Né en 1902, il est journaliste à Berlin dans les années
trente, fuit le nazisme en France avec sa première épouse,
Hannah Arendt, côtoie Benjamin et Zweig, avant de gagner les
Etats-Unis. Tentant, au fil de son oeuvre, de penser la catastrophe,
il signe, avec Nous, fils d'Eichmann, deux lettres ouvertes au fils
du criminel nazi, écrites en 1964 et 1988. Il se place d'emblée
dans une sorte de fraternité avec le fils d'Adolf Eichmann,
et lui fait même montre de compassion : «Nous ne pouvons
éprouver le deuil que de ceux que nous avons pu respecter»,
postule Anders, or «votre père vous a privé de
la possibilité de le respecter». Pourtant, comme Hannah
Arendt, il souligne la banalité du mal perpétré :
c'est parce qu'il n'était qu'un moyen, un maillon de la chaîne
et qu'il n'a pas eu à se représenter la conséquence
de ses actes qu'il a pu s'en rendre coupable. Or ce phénomène
est symptomatique d'une société malade: il semble ne
pas exister de limite à nos capacités d'accroissement
des performances techniques tandis que nos facultés de représentation
demeurent limitées. Nous sommes ces enfants d'Eichmann, malvoyants.
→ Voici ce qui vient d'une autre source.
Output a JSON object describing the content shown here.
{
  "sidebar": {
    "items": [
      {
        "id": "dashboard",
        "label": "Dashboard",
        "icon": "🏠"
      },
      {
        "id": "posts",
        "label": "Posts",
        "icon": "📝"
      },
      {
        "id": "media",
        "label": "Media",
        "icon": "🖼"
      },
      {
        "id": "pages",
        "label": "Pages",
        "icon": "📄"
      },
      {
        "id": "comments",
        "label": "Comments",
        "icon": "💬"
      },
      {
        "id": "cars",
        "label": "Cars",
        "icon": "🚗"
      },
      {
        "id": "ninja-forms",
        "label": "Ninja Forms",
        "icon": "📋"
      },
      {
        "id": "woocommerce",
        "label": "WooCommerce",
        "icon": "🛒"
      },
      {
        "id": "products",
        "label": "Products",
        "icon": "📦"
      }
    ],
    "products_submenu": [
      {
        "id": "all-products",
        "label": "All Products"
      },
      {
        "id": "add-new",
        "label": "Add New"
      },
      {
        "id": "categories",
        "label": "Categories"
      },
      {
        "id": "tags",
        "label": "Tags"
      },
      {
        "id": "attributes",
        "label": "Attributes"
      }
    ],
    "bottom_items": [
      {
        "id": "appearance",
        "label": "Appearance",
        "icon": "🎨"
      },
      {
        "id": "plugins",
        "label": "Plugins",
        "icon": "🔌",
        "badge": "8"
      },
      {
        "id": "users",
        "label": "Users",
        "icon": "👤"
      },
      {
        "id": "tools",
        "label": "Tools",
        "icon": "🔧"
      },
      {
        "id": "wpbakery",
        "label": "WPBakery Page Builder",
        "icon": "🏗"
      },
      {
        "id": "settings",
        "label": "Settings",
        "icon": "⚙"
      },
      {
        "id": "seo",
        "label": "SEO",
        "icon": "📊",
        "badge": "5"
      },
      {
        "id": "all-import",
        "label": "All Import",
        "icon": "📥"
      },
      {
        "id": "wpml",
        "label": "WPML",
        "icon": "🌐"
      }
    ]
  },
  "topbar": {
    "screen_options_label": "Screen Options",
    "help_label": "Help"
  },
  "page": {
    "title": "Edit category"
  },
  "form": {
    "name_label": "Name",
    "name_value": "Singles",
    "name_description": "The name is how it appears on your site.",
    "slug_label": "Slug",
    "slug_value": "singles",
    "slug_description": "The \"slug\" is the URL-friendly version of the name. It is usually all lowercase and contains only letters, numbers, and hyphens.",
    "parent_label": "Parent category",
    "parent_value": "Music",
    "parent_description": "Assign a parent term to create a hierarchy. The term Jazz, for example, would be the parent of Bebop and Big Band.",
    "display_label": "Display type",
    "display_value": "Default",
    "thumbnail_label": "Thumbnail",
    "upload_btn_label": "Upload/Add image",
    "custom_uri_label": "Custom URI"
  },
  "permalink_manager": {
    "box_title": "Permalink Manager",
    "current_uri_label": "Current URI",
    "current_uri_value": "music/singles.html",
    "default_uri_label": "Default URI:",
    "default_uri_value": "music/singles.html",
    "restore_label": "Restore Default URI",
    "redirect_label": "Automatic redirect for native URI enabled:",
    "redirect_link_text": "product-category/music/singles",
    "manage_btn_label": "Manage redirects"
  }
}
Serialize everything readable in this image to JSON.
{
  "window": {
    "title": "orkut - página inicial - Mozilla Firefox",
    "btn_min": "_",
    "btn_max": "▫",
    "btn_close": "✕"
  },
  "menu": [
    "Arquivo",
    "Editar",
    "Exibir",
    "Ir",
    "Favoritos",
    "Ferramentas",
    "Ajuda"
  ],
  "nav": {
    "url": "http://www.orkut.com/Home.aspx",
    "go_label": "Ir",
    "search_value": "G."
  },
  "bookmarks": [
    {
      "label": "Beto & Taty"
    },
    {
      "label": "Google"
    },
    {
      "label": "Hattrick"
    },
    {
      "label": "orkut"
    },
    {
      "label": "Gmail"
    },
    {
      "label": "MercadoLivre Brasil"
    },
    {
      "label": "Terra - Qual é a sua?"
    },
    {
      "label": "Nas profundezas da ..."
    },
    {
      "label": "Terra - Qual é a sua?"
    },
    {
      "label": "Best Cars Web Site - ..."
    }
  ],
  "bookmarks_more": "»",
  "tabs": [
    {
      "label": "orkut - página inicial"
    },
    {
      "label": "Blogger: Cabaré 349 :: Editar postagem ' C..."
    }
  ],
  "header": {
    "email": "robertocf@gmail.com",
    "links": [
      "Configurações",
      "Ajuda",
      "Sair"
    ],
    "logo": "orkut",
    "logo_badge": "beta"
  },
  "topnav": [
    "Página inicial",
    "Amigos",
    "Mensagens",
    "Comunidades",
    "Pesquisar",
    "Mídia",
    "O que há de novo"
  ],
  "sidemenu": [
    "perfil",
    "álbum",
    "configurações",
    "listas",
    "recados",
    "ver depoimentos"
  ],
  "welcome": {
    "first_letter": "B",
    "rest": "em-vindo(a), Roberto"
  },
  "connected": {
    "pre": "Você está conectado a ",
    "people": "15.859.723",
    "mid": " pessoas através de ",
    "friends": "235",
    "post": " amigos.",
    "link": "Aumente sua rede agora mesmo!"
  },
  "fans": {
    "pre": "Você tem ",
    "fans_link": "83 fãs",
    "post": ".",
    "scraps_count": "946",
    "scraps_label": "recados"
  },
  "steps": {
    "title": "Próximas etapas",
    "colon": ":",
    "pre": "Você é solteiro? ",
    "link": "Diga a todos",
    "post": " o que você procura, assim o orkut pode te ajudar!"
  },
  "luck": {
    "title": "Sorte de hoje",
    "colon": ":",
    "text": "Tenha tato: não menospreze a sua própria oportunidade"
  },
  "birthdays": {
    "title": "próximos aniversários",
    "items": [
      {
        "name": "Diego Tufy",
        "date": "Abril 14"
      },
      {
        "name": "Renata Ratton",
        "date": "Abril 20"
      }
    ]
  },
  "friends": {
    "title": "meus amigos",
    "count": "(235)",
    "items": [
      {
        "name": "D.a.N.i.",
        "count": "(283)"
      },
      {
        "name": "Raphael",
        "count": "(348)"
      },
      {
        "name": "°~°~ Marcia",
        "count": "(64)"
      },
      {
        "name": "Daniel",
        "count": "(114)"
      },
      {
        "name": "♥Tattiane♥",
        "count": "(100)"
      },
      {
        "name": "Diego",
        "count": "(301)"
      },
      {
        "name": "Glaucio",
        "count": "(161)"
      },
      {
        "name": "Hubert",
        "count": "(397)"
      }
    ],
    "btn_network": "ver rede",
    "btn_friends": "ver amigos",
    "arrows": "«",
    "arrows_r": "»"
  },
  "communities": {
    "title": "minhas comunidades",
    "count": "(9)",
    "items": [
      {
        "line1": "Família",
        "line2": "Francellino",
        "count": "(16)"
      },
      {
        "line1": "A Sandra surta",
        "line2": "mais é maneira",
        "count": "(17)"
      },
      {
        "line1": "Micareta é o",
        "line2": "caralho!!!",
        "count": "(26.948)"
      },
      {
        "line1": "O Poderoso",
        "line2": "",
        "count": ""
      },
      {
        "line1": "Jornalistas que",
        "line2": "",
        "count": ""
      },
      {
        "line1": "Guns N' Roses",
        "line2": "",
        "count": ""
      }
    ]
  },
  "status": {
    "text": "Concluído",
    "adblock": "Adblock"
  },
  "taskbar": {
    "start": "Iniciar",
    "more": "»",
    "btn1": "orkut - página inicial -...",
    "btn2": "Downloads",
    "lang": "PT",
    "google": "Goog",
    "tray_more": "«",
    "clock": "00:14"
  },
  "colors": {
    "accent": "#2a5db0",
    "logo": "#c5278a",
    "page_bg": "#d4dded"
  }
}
D'où l'appel d'Anders à s'abstenir de toute action aux
conséquences irreprésentables.
Il n'y a pas eu d'échange épistolaire, pas de dialogue
entre ces deux hommes que tout séparait. Le fils d'Eichmann
a continué à professer un antisémitisme convaincu
et à réfuter la justice qui avait condamné
son père. Ce qui explique le post-scriptum cinglant à
la dernière lettre : «Triste, mais vrai : l'infidélité
peut être une vertu.» Toute l'oeuvre de Günther
Anders met en garde contre ce qu'il nomme le «syndrome de
Nagasaki», «répétition désinvolte,
irréfléchie, immotivée d'Hiroshima».
Ce texte utilise donc davantage le symbole que la personnalité
réelle d'Eichmann. Parfois un peu expéditif, ce petit
livre, accessible et incisif, n'en demeure pas moins une apostrophe
à la conscience.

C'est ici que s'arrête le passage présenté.